The issues covered in an employment contract may include, without limitation, the following:

  • Description of what the employee is going to do for the employer (and vice versa)
  • Duration of employment relationship
  • How and on what grounds the employment relationship may be terminated
  • A description or other information about the employee’s duties and responsibilities
  • Compensation and related issues including salary, wages, benefits, vacation time, health insurance, disability leave, etc.
  • Confidentiality, non-compete, or non-circumvent agreements (discussed further below)
  • Ownership of employee’s work product
  • Dispute resolution

In Michigan, like most states, employment is presumed to be “at-will.” This means that an employer can dismiss an employee for any reason, or without “just cause,” and without any prior warning or notice. On the other hand, parties are free to change this presumption by agreeing that employment will end only “for cause.”

Even though Michigan assumes that employment is “at-will,” it is often still a good idea to include this language in the employment contract. Without such language, a discharged employee may claim there was a verbal representation by the employer that the employee would only be discharged for cause. Even if the employer disagrees that any such agreement exists, the dispute may ultimately be decided by a third party, e.g., the judge or jury. Employers can avoid such uncertainty by including clear “at-will” language in employment contracts.

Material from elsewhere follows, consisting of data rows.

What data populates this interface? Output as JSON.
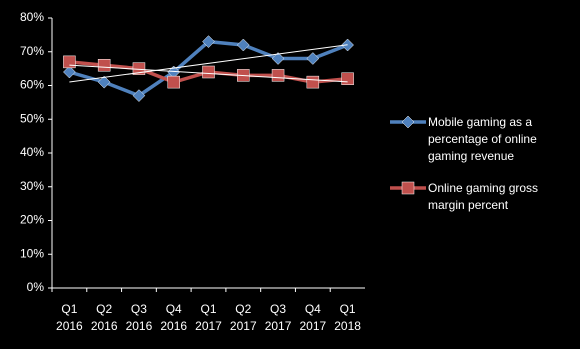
{
  "chart_data": {
    "type": "line",
    "categories": [
      "Q1 2016",
      "Q2 2016",
      "Q3 2016",
      "Q4 2016",
      "Q1 2017",
      "Q2 2017",
      "Q3 2017",
      "Q4 2017",
      "Q1 2018"
    ],
    "series": [
      {
        "name": "Mobile gaming  as a percentage of online gaming revenue",
        "color": "#4f81bd",
        "marker": "diamond",
        "trendline": true,
        "values": [
          64,
          61,
          57,
          64,
          73,
          72,
          68,
          68,
          72
        ]
      },
      {
        "name": "Online gaming gross margin percent",
        "color": "#c0504d",
        "marker": "square",
        "trendline": true,
        "values": [
          67,
          66,
          65,
          61,
          64,
          63,
          63,
          61,
          62
        ]
      }
    ],
    "ylim": [
      0,
      80
    ],
    "yticks": [
      {
        "value": 0,
        "label": "0%"
      },
      {
        "value": 10,
        "label": "10%"
      },
      {
        "value": 20,
        "label": "20%"
      },
      {
        "value": 30,
        "label": "30%"
      },
      {
        "value": 40,
        "label": "40%"
      },
      {
        "value": 50,
        "label": "50%"
      },
      {
        "value": 60,
        "label": "60%"
      },
      {
        "value": 70,
        "label": "70%"
      },
      {
        "value": 80,
        "label": "80%"
      }
    ],
    "legend": "right",
    "grid": false
  }
}
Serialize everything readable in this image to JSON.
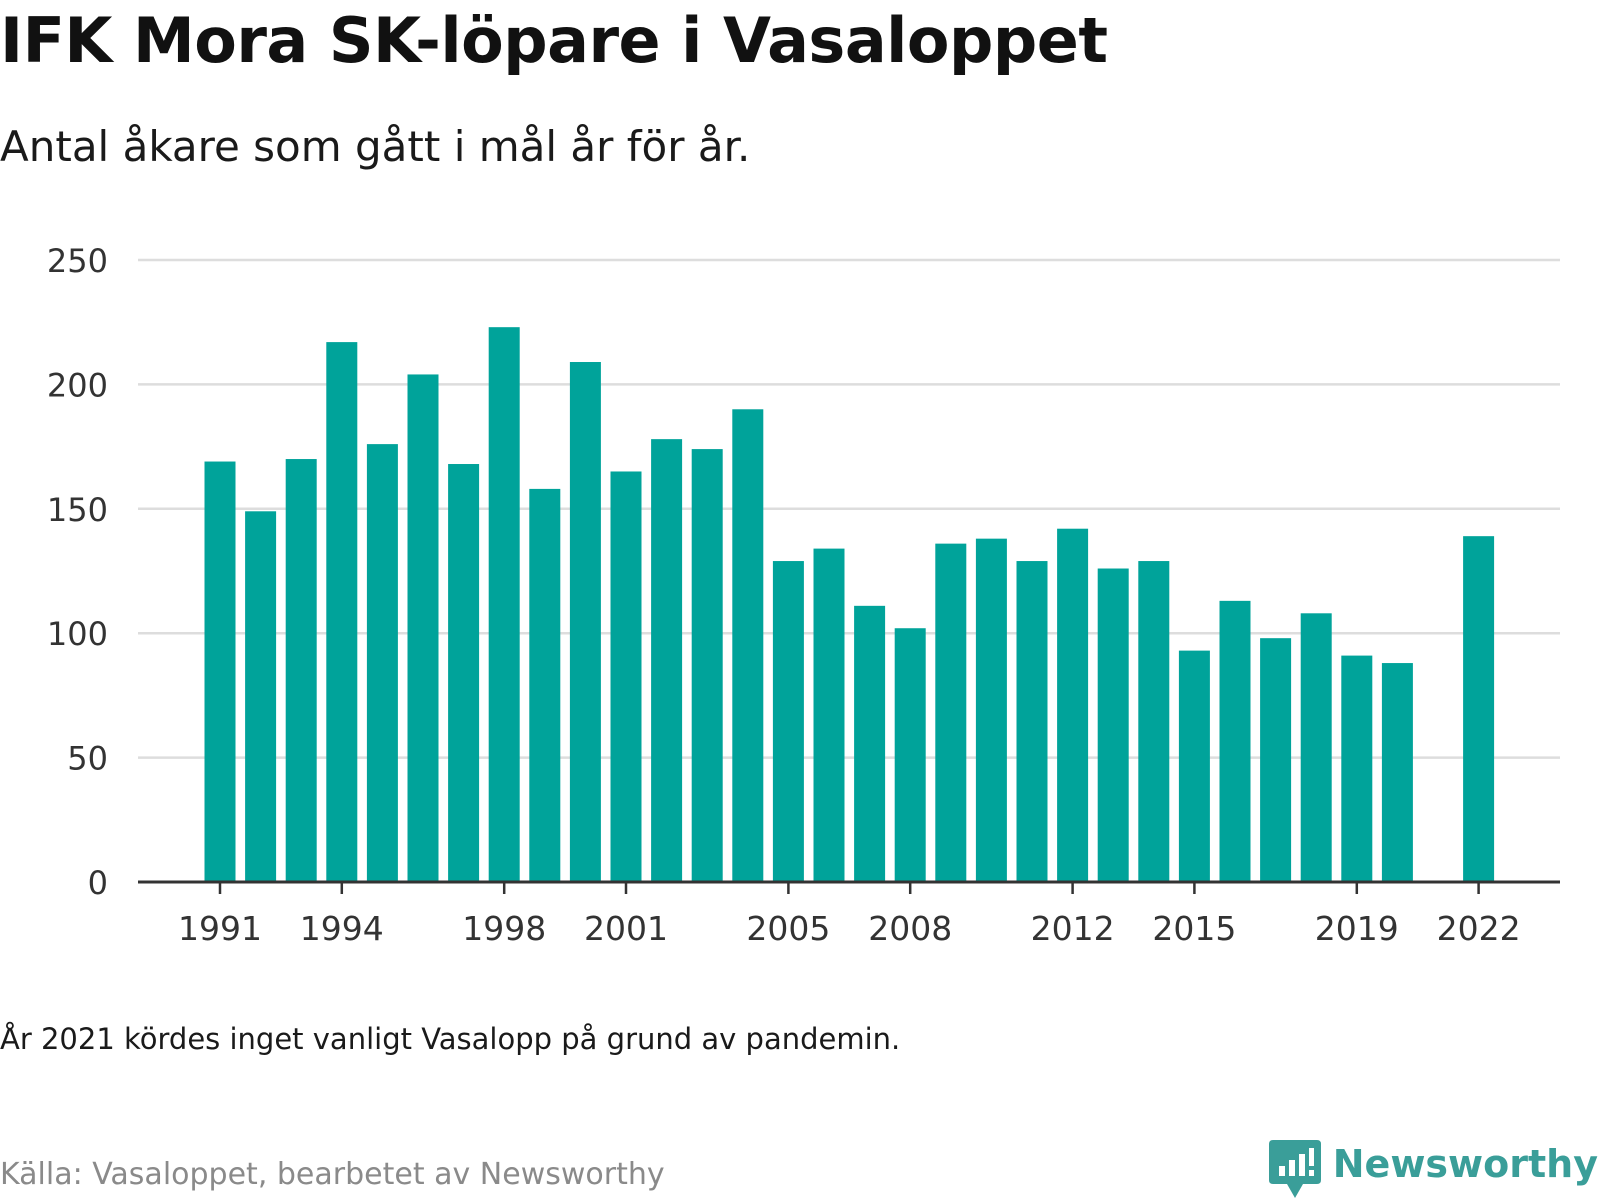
{
  "title": "IFK Mora SK-löpare i Vasaloppet",
  "subtitle": "Antal åkare som gått i mål år för år.",
  "note": "År 2021 kördes inget vanligt Vasalopp på grund av pandemin.",
  "source": "Källa: Vasaloppet, bearbetet av Newsworthy",
  "brand": {
    "name": "Newsworthy",
    "icon": "newsworthy-logo-icon",
    "color": "#3a9e99"
  },
  "chart_data": {
    "type": "bar",
    "title": "IFK Mora SK-löpare i Vasaloppet",
    "subtitle": "Antal åkare som gått i mål år för år.",
    "bar_color": "#00a39a",
    "grid": true,
    "ylim": [
      0,
      250
    ],
    "y_ticks": [
      0,
      50,
      100,
      150,
      200,
      250
    ],
    "x_tick_labels": [
      "1991",
      "1994",
      "1998",
      "2001",
      "2005",
      "2008",
      "2012",
      "2015",
      "2019",
      "2022"
    ],
    "categories": [
      "1991",
      "1992",
      "1993",
      "1994",
      "1995",
      "1996",
      "1997",
      "1998",
      "1999",
      "2000",
      "2001",
      "2002",
      "2003",
      "2004",
      "2005",
      "2006",
      "2007",
      "2008",
      "2009",
      "2010",
      "2011",
      "2012",
      "2013",
      "2014",
      "2015",
      "2016",
      "2017",
      "2018",
      "2019",
      "2020",
      "2021",
      "2022"
    ],
    "values": [
      169,
      149,
      170,
      217,
      176,
      204,
      168,
      223,
      158,
      209,
      165,
      178,
      174,
      190,
      129,
      134,
      111,
      102,
      136,
      138,
      129,
      142,
      126,
      129,
      93,
      113,
      98,
      108,
      91,
      88,
      null,
      139
    ]
  }
}
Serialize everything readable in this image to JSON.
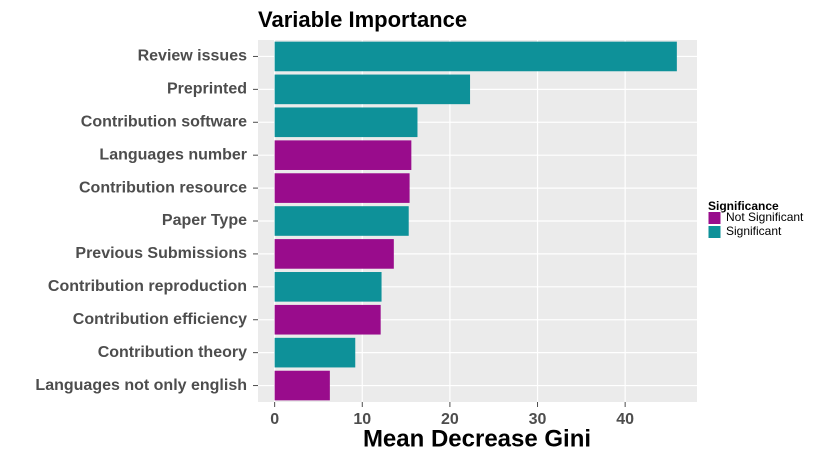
{
  "chart_data": {
    "type": "bar",
    "orientation": "horizontal",
    "title": "Variable Importance",
    "x_label": "Mean Decrease Gini",
    "legend_title": "Significance",
    "legend_position": "right",
    "categories": [
      "Review issues",
      "Preprinted",
      "Contribution software",
      "Languages number",
      "Contribution resource",
      "Paper Type",
      "Previous Submissions",
      "Contribution reproduction",
      "Contribution efficiency",
      "Contribution theory",
      "Languages not only english"
    ],
    "series": [
      {
        "name": "Not Significant",
        "color": "#990c8c",
        "values": [
          null,
          null,
          null,
          15.6,
          15.4,
          null,
          13.6,
          null,
          12.1,
          null,
          6.3
        ]
      },
      {
        "name": "Significant",
        "color": "#0e9199",
        "values": [
          45.9,
          22.3,
          16.3,
          null,
          null,
          15.3,
          null,
          12.2,
          null,
          9.2,
          null
        ]
      }
    ],
    "xlim": [
      -1.9,
      48.2
    ],
    "xticks": [
      0,
      10,
      20,
      30,
      40
    ],
    "grid": true
  }
}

There are many other issues that can be addressed by the use of a written employment contract. This can help avoid disputes during and after termination of the employment relationship.

Non-disclosure and non-competition agreements are closely related to employment contracts, and are sometimes included right in the written employment agreement. It is often advisable, however, to draft a separate document for these agreements.

A non-compete agreement protects employers from losing valuable employees and trade secrets to their competitors. By signing a non-compete agreement, an employee agrees not to work for a direct competitor for a specified period of time after leaving the company. To be enforceable, the length of a non-compete agreement must be reasonable (2-3 years is typical). Non-compete agreements also cannot cover too wide a geographic area or be too broad in the types of businesses in which the employee is prohibited from working.

A non-disclosure agreement is similar to a non-compete and prohibits an employee from disclosing trade secrets or other confidential information of the company. Non-compete and non-disclosure agreements are often combined into a single agreement.